The future of successful destination marketing won’t be involved with promoting destinations at a single large scale. Sure, creating a Baltimore “inspiration” will always be important. That is what brings visitors the first time. One the other hand, if marketers want to build lasting relationships, they must inform visitors with content and technologies than build-out from geographic hubs rather than build-in from large areas that visitors only drive through en route to their hyper local activity spaces.
Think Beyond Memberships
There is a destination marketing war going on between fee-for-marketing services vs. membership pricing. A recent LinkedIn comment puts this into perspective, “The fundamental issue seems to be: how can people justify paying for membership in an organization, when with today’s technology they can duplicate most organizational functions for less money and more value? So, why pay for DMO membership?”

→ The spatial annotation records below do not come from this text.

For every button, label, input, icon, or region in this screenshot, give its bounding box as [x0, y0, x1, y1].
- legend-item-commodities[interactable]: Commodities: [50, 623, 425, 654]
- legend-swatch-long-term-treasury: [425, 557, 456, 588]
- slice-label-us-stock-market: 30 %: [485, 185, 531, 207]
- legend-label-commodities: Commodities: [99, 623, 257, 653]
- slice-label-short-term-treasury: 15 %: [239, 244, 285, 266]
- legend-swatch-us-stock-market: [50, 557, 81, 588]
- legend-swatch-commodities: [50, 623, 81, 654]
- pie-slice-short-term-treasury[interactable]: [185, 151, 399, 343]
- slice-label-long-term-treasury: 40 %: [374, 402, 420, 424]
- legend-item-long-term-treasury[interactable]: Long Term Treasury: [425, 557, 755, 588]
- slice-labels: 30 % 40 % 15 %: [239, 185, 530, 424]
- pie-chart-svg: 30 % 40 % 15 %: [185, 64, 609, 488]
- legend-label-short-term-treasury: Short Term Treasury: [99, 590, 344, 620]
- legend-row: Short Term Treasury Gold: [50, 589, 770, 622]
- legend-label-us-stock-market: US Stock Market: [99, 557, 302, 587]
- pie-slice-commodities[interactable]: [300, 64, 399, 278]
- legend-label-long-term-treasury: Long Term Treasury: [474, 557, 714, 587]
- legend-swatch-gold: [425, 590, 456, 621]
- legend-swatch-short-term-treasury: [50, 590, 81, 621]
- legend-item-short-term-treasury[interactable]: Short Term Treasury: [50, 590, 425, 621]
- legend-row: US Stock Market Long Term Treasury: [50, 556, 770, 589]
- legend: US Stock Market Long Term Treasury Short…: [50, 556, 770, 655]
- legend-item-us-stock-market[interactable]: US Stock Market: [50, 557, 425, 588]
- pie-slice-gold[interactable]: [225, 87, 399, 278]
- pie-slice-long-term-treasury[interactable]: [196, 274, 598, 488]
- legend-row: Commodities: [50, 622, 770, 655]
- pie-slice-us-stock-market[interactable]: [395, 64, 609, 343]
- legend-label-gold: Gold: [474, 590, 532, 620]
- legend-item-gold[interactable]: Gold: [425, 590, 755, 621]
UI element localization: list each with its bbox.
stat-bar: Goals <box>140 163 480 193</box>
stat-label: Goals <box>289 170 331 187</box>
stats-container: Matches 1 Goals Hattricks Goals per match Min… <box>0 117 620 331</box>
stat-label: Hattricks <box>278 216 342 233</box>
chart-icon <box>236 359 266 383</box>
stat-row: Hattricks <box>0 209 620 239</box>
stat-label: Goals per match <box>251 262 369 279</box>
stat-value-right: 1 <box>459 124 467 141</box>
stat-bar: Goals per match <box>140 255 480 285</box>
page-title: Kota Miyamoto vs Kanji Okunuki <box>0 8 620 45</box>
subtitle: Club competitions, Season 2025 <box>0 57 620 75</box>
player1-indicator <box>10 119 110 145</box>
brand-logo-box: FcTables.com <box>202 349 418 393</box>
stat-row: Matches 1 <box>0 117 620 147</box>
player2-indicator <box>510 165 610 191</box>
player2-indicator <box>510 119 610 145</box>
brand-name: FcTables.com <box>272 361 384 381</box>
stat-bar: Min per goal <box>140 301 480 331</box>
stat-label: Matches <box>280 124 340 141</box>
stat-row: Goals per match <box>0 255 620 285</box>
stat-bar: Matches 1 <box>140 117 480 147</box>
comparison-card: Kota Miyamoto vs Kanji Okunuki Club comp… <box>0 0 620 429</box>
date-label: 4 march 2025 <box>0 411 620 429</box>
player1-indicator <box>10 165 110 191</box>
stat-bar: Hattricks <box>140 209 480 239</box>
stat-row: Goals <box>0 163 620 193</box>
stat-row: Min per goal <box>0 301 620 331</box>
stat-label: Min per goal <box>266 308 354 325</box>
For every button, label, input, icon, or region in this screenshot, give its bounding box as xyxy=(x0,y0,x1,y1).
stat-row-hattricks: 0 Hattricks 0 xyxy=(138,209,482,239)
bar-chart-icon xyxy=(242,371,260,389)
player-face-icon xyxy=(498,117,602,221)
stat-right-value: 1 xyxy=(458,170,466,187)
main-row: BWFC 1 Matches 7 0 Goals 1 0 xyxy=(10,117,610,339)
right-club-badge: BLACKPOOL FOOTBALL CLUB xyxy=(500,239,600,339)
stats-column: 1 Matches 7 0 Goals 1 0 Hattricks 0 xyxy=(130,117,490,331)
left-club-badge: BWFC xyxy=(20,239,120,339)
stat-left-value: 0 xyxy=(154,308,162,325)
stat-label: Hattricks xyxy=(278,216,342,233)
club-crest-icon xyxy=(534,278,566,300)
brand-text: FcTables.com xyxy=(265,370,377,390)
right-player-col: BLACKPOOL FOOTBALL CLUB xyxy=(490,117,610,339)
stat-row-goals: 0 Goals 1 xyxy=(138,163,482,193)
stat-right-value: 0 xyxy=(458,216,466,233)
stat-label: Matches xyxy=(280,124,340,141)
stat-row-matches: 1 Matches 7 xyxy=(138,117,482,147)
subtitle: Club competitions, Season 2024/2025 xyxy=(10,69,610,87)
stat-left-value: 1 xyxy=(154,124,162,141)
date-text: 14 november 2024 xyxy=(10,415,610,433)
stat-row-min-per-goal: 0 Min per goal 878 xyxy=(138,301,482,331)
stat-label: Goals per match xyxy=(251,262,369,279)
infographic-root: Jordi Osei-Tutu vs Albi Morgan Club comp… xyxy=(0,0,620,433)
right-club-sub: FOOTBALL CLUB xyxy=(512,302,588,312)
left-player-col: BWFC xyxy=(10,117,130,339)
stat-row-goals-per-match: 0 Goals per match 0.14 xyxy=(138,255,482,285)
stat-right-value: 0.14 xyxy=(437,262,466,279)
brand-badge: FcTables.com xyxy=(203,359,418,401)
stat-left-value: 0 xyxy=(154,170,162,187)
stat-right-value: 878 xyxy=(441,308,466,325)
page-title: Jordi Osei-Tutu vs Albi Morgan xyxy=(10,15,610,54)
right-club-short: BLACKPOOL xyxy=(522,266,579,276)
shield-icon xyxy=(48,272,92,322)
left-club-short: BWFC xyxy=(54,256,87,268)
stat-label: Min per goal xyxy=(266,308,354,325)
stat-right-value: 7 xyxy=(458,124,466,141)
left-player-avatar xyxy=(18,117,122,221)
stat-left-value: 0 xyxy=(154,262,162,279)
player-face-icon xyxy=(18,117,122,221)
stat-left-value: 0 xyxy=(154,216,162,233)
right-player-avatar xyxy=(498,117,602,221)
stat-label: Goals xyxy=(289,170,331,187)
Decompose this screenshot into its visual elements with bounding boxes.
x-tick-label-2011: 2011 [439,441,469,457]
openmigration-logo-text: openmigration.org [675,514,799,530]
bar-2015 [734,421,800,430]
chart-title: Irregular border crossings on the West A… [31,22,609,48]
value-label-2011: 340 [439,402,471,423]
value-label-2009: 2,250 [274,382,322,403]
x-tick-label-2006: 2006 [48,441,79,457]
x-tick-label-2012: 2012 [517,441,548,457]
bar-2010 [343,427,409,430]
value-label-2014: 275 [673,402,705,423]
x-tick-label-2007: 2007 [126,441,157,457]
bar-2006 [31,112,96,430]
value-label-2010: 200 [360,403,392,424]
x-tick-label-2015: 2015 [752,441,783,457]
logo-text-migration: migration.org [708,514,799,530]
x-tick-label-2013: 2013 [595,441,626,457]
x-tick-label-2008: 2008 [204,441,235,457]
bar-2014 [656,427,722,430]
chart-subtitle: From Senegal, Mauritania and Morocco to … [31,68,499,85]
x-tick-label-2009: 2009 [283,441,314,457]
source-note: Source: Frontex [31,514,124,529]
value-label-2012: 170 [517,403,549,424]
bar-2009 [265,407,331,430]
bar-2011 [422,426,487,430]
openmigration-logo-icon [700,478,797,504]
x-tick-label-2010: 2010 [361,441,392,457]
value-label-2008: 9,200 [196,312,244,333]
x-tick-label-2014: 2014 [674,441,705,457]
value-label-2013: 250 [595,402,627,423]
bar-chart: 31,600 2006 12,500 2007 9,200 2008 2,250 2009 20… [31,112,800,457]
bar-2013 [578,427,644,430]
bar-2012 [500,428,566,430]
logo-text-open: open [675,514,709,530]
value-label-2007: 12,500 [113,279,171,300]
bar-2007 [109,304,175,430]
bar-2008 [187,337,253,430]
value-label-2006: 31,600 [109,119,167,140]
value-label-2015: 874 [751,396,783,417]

If we read between the lines, what this DMO board member is really asking is how can we market in a way that makes each member relevant. Of course, each member is part of a whole comprised of pre-determined categories on any typical DMO website, but that is not how individual businesses think. They are at the street level and they have their own promotional devices, vis-à-vis local advertising to draw people from remote locations. What they want from a destination marketer is a local presence or identity—a mechanism that makes them stand out in a visitor’s activity space. If the destination marketer can’t provide that, being a footnote listing in a large regional awareness strategy may not justify a hefty membership commitment.
Emphasize Performance
The new marketing battle between fee-for-marketing service vs. membership pricing won’t be won. It will be negotiated. The optimal marketing model will be a mix wherein the marketer continues to inspire travelers to come to a destination while facilitating them at the hyper-local level. At the larger scale, traditional performance models will still predominate. At local-levels, web or mobile traffic will be less relevant. It will be the job of technologists to develop hyper-local analytical frameworks that demonstrate value to members that pay for marketing services.